Robotic surgical systems have contributed greatly to the advancement of minimally invasive surgery (MIS). More specifically, telesurgical robots have provided enhanced dexterity to surgeons performing MIS procedures. However, current robotic teleoperated systems have only limited situational awareness of the patient anatomy and surgical environment that would typically be available to a surgeon in an open surgery. Although the endoscopic view enhances the visualization of the anatomy, perceptual understanding of the environment and anatomy is still lacking due to the absence of sensory feedback. To address these limitations, we present an algorithmic software framework to provide Complementary Situational Awareness (CSA) in a surgical assistant.
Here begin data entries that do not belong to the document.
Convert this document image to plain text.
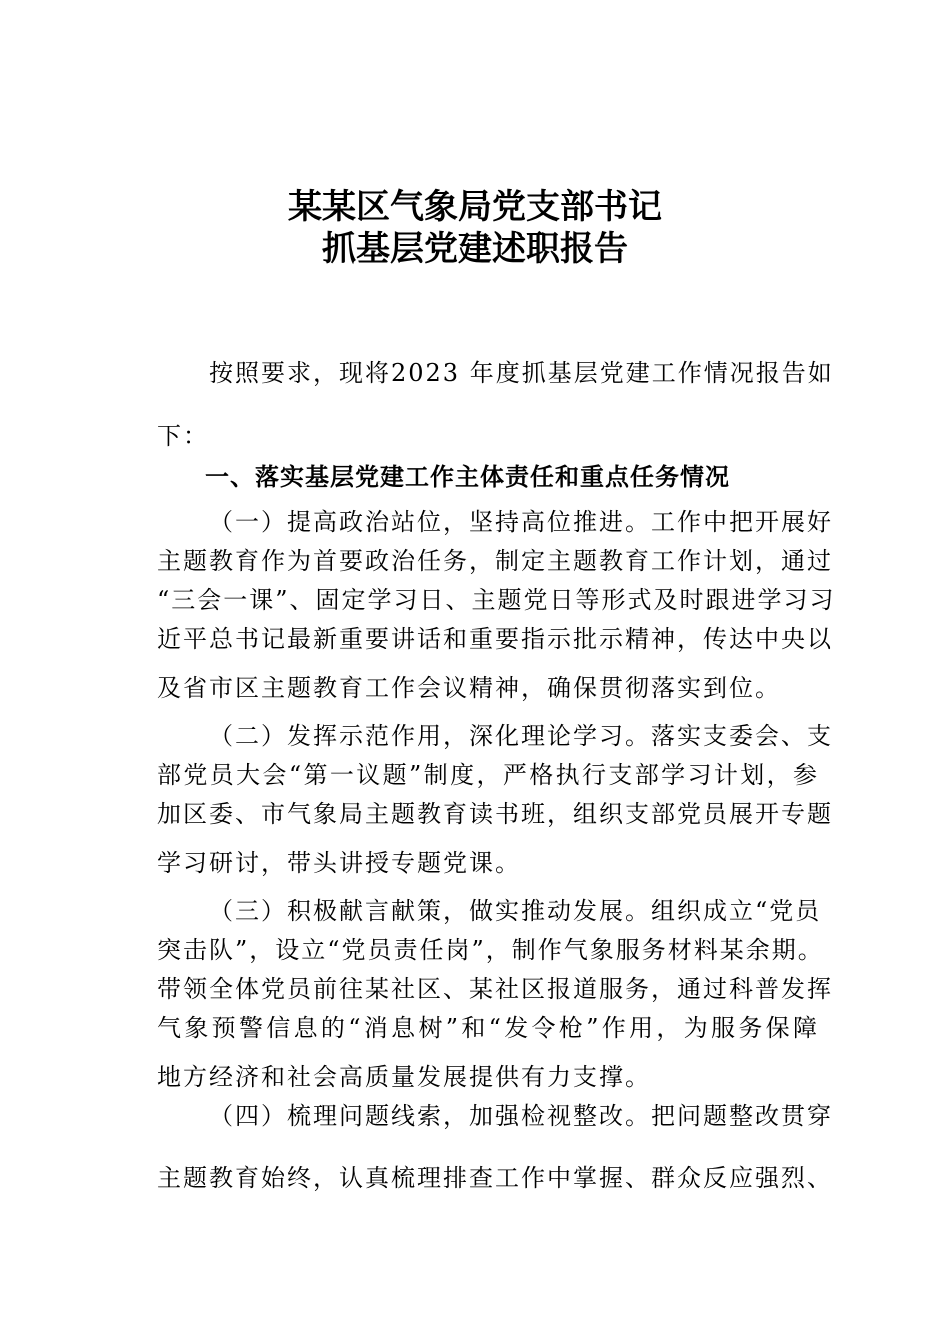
某某区气象局党支部书记
抓基层党建述职报告
按照要求，现将2023 年度抓基层党建工作情况报告如
下：
一、落实基层党建工作主体责任和重点任务情况
（一）提高政治站位，坚持高位推进。工作中把开展好
主题教育作为首要政治任务，制定主题教育工作计划，通过
“三会一课”、固定学习日、主题党日等形式及时跟进学习习
近平总书记最新重要讲话和重要指示批示精神，传达中央以
及省市区主题教育工作会议精神，确保贯彻落实到位。
（二）发挥示范作用，深化理论学习。落实支委会、支
部党员大会“第一议题”制度，严格执行支部学习计划，参
加区委、市气象局主题教育读书班，组织支部党员展开专题
学习研讨，带头讲授专题党课。
（三）积极献言献策，做实推动发展。组织成立“党员
突击队”，设立“党员责任岗”，制作气象服务材料某余期。
带领全体党员前往某社区、某社区报道服务，通过科普发挥
气象预警信息的“消息树”和“发令枪”作用，为服务保障
地方经济和社会高质量发展提供有力支撑。
（四）梳理问题线索，加强检视整改。把问题整改贯穿
主题教育始终，认真梳理排查工作中掌握、群众反应强烈、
This framework aims at improving the human-robot relationship by providing elaborate guidance and sensory feedback capabilities for the surgeon in complex MIS procedures. Unlike traditional teleoperation, this framework enables the user to telemanipulate the situational model in a virtual environment and uses that information to command the slave robot with appropriate admittance gains and environmental constraints. Simultaneously, the situational model is updated based on interaction of the slave robot with the task space environment. We provide various high-level and mid-level components to provide CSA and illustrate the necessary capabilities required for any robotic platform to readily incorporate CSA. We also demonstrate the use of our framework for constrained model-mediated teleoperation using the open-source da Vinci Research Kit (dVRK) hardware.